There is a whiff of 'they are doing it wrong' in that statement that borders on suggesting that players like that must have something wrong with there heads. I don't think you are being charitable enough to the position here, and I think perhaps it would be useful to ask where the conventions of AD&D came from rather than assuming that they are badwrongfun or obselete technology.
The early AD&D players largely came from a wargaming background. They were used to competitive play with the rewards of victory. They were used to 'keeping score' and playing games with the goal of getting more skillful at playing them. Moreover, they were used to playing games were there was a simulation going on which they liked to imagine in some way modeled or reflected the reality that intrigued them, whether it was the 100 Years War, clashes between the Hittites and the Egyptians, or the wars of medevial Poland. They created a game which was intended to do all those things to some degree. It was intended to keep score. The level of the character was to some extent intended to reflect the skill of the player. The game was meant to encourage increased skill at playing it, and the game world was intended to model a reality. The description of the game world was a description of this reality as it actually was, and this was required so that the DM could be said to be 'playing fair' in his role of referee/antogonist.
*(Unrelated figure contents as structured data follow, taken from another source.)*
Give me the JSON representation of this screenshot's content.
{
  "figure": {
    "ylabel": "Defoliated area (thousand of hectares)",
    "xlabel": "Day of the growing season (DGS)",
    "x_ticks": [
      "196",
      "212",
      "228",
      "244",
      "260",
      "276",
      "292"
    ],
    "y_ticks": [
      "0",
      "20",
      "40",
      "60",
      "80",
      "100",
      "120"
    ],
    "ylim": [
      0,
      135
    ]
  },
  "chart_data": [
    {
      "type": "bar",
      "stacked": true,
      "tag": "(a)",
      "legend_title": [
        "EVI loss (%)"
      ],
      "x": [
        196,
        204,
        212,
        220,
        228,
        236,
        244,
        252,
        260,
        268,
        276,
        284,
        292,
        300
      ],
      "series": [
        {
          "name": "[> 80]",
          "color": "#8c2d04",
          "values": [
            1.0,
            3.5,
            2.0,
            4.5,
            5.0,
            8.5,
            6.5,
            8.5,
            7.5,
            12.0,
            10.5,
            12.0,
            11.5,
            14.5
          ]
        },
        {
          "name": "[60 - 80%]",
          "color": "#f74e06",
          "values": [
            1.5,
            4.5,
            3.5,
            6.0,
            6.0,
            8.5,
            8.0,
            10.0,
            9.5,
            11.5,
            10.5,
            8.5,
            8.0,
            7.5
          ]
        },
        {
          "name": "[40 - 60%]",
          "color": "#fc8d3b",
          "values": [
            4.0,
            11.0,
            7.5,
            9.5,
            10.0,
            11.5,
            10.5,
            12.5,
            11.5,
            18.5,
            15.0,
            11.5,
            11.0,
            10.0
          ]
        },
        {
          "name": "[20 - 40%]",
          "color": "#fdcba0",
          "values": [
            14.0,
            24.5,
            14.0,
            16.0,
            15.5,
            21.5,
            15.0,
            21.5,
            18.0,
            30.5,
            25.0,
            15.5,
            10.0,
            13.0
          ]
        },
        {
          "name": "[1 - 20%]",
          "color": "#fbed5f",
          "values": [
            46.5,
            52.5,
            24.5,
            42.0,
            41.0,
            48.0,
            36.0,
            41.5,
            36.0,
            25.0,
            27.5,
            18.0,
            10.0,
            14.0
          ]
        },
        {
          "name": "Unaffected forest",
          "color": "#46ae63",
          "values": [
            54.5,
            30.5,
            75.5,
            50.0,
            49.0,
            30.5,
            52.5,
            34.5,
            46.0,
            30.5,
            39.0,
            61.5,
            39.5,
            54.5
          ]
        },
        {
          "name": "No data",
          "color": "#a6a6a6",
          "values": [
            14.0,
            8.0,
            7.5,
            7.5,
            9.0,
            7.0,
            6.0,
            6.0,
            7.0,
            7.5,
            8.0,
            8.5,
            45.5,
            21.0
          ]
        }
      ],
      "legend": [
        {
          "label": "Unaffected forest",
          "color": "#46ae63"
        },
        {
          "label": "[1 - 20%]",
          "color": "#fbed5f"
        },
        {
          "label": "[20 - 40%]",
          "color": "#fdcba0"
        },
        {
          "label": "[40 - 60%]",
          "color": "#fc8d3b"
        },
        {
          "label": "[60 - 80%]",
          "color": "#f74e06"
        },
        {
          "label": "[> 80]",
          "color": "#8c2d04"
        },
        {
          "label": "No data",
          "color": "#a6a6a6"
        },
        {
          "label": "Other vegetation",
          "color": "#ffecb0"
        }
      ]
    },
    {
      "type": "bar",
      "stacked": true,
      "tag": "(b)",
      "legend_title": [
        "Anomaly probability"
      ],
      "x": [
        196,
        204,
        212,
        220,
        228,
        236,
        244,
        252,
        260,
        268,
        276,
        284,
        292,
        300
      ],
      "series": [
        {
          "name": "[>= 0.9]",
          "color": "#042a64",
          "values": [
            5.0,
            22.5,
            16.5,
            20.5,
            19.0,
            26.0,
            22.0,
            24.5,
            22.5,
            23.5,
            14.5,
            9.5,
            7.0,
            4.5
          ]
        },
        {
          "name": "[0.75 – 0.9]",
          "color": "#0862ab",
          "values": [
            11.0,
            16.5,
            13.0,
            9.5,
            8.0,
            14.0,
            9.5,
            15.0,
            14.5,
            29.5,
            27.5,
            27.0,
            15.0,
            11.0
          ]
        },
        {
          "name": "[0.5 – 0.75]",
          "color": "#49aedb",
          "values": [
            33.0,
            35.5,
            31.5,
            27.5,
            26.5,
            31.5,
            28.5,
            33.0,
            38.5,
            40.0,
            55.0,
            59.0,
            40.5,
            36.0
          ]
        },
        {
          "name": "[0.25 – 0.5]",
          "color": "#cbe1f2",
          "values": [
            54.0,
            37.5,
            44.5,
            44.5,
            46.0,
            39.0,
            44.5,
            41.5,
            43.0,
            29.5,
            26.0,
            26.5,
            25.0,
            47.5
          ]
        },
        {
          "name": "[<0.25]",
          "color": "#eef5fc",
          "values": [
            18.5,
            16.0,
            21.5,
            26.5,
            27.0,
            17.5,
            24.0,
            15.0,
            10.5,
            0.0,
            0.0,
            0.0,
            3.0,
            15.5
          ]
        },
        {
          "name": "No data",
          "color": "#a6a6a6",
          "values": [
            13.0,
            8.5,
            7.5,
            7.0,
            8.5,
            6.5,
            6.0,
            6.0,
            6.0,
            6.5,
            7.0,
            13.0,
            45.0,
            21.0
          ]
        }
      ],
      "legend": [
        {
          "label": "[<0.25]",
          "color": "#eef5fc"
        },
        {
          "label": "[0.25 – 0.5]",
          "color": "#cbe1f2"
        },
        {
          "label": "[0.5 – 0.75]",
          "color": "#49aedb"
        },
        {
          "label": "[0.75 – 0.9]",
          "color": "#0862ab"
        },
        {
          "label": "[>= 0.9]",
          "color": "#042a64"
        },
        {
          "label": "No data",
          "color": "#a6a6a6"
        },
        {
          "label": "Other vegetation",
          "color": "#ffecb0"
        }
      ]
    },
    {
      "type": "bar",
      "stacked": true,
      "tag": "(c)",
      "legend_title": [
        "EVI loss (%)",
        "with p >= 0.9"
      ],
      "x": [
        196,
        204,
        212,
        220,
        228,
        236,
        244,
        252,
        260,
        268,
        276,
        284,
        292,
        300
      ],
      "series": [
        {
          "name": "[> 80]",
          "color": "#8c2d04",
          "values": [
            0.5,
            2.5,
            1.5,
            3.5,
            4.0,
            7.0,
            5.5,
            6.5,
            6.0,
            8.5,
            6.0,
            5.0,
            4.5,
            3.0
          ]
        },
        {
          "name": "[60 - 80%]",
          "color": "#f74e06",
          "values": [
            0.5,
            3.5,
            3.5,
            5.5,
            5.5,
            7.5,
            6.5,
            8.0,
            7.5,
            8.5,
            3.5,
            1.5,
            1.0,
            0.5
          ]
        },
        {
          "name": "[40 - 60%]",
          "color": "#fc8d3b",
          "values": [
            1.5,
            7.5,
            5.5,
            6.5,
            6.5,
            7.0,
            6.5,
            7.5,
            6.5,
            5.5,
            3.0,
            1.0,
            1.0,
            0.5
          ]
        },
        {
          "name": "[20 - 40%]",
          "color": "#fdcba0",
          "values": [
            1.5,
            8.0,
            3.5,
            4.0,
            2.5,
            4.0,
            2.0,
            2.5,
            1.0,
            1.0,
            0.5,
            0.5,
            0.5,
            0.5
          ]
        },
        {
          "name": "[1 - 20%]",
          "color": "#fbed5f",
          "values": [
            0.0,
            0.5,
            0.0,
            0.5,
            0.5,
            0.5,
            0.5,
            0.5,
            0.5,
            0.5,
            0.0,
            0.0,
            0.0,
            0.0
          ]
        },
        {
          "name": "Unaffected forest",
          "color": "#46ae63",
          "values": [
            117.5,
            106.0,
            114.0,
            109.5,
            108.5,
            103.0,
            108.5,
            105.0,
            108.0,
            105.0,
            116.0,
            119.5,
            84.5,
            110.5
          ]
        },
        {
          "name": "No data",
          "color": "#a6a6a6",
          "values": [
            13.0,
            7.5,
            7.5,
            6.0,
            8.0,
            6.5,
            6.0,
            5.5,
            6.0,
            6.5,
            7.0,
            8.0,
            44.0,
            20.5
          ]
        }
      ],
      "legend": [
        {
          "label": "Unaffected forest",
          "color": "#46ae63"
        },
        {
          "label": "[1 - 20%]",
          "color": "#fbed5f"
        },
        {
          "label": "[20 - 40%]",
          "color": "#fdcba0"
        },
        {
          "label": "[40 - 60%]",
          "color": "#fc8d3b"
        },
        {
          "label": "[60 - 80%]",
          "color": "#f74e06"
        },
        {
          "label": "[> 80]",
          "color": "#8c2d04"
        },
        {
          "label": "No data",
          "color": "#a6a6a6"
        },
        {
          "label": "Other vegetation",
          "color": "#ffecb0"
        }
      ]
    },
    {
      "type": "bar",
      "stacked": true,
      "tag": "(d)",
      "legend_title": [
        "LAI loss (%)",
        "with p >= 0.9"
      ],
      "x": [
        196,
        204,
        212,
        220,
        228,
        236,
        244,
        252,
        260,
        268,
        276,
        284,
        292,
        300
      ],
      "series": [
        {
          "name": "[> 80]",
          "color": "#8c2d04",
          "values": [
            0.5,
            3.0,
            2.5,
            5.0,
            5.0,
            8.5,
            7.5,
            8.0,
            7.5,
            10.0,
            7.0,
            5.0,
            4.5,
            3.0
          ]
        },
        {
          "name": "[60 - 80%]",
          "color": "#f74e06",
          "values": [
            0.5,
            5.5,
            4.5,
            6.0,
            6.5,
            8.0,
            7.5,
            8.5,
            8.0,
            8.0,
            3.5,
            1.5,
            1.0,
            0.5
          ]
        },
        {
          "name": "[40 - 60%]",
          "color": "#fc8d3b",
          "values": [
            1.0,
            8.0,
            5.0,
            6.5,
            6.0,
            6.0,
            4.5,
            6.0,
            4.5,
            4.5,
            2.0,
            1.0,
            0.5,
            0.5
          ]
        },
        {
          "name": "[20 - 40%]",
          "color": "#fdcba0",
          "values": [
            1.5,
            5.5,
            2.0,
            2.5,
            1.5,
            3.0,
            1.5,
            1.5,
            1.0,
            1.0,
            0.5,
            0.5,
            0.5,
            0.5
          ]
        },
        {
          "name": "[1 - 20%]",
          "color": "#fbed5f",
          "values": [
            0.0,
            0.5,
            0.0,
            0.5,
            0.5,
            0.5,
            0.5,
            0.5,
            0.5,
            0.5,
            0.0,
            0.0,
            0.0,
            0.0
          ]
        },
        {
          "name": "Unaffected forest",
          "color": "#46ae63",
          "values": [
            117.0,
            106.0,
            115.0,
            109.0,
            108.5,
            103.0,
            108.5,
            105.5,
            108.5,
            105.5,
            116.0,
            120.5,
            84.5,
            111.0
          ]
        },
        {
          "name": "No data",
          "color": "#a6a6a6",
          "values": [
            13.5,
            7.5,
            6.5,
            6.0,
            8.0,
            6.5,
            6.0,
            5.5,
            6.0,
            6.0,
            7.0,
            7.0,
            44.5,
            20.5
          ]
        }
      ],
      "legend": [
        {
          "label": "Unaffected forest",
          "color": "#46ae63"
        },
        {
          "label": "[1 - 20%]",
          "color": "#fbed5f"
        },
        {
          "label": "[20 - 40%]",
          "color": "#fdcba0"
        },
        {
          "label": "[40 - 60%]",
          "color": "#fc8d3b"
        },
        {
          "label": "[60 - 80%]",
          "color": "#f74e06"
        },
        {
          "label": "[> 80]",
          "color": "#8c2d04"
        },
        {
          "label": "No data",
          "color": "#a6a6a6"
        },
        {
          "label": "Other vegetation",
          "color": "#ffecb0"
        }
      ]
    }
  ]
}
Now, my silly description of the lurking ambush inn, while intended to be humorous is a description of your world as it actually is. The inn has no fixed abode. It wanders around looking for PC's to ambush, and then settles down when actually interacted with. That's the game world you are describing. The gameworld that the original players/designers of D&D wanted to describe was one that was consistant between groups of players. Everyone knows where the Sign of the Prancing Phony is.
This sounds an awful lot like sophistry (though the funny kind --I'm tempting to create the Ambush Tavern and spring it --literally- on my group). Once the players encounter a place it becomes a fixed part of the game world. But before then, what does it matter?
Maybe it doesn't matter. I already said that in general I approve of wandering inns. But I find it odd that I'm the one accused of sophistry here. You are the one who describes an inn that is always where ever the players are going, and yet seems to want to insist that it doesn't move about. That your players can't see that it moves about is the trick, but the trick is real and anyone privy to 'behind the screen' will see it.
This describes the bulk of every campaign world I've ever built... ideas in a state of flux that don't get fixed in place until I share them w/others (ie, the get observed in play). The whole thing is illusionsim.
Well, yes, I said that too.
Note that wasn't exactly what I said: I meant players would encounter it, not necessarily step inside and engage w/the NPC's.
Well, yes, but, I suspect that if they don't step inside and engage w/the NPC's, the inn will put on a new coat of paint and follow them around until they do.
Yes, in fact I did mean that.
Ok, so this moves the hard illusionism well beyond where I'm comfortable. An NPC that is inescapable is railroad, and he better darn well be a near omniscient diety if he can just pop in like that. And generally speaking, being hounded by a diety/Elmenster figure is a pretty straight forward railroad technique.
Yes, being mindful of the implications surrounding an NPC you create is important, but that in no way implies the need nor desire to force a particular course of action on the PC's who encounter them. There's a leap of logic I'm missing here...
Let me explain then. Remember what I said about 'rowboat settings'. Most adventure path settings, and many so called 'sandbox settings' are really just sparcely populated rowboat settings. What happens is that you get dumped into the setting in your rowboat near something interesting. You can choose to investigate the thing that is interesting, or you can choose to row around looking at nothing and doing nothing. Quite soon you realize that the DM intends you to do this, and that if you don't, no fun is going to be provided, so if you want to have fun you better do what the DM intends you to do. After you go investigate the one interesting thing in the setting, the DM tells you were in the vast ocean to find the next interesting thing, and so on and so forth.
You are a talking about an unavoidable NPC, that can chase me down no matter what I do, and he's going to make me an offer. And chances are, its going to be an offer I can't really refuse because otherwise, I can just diddle around in my rowboat. And you wonder why some people don't like illusionism?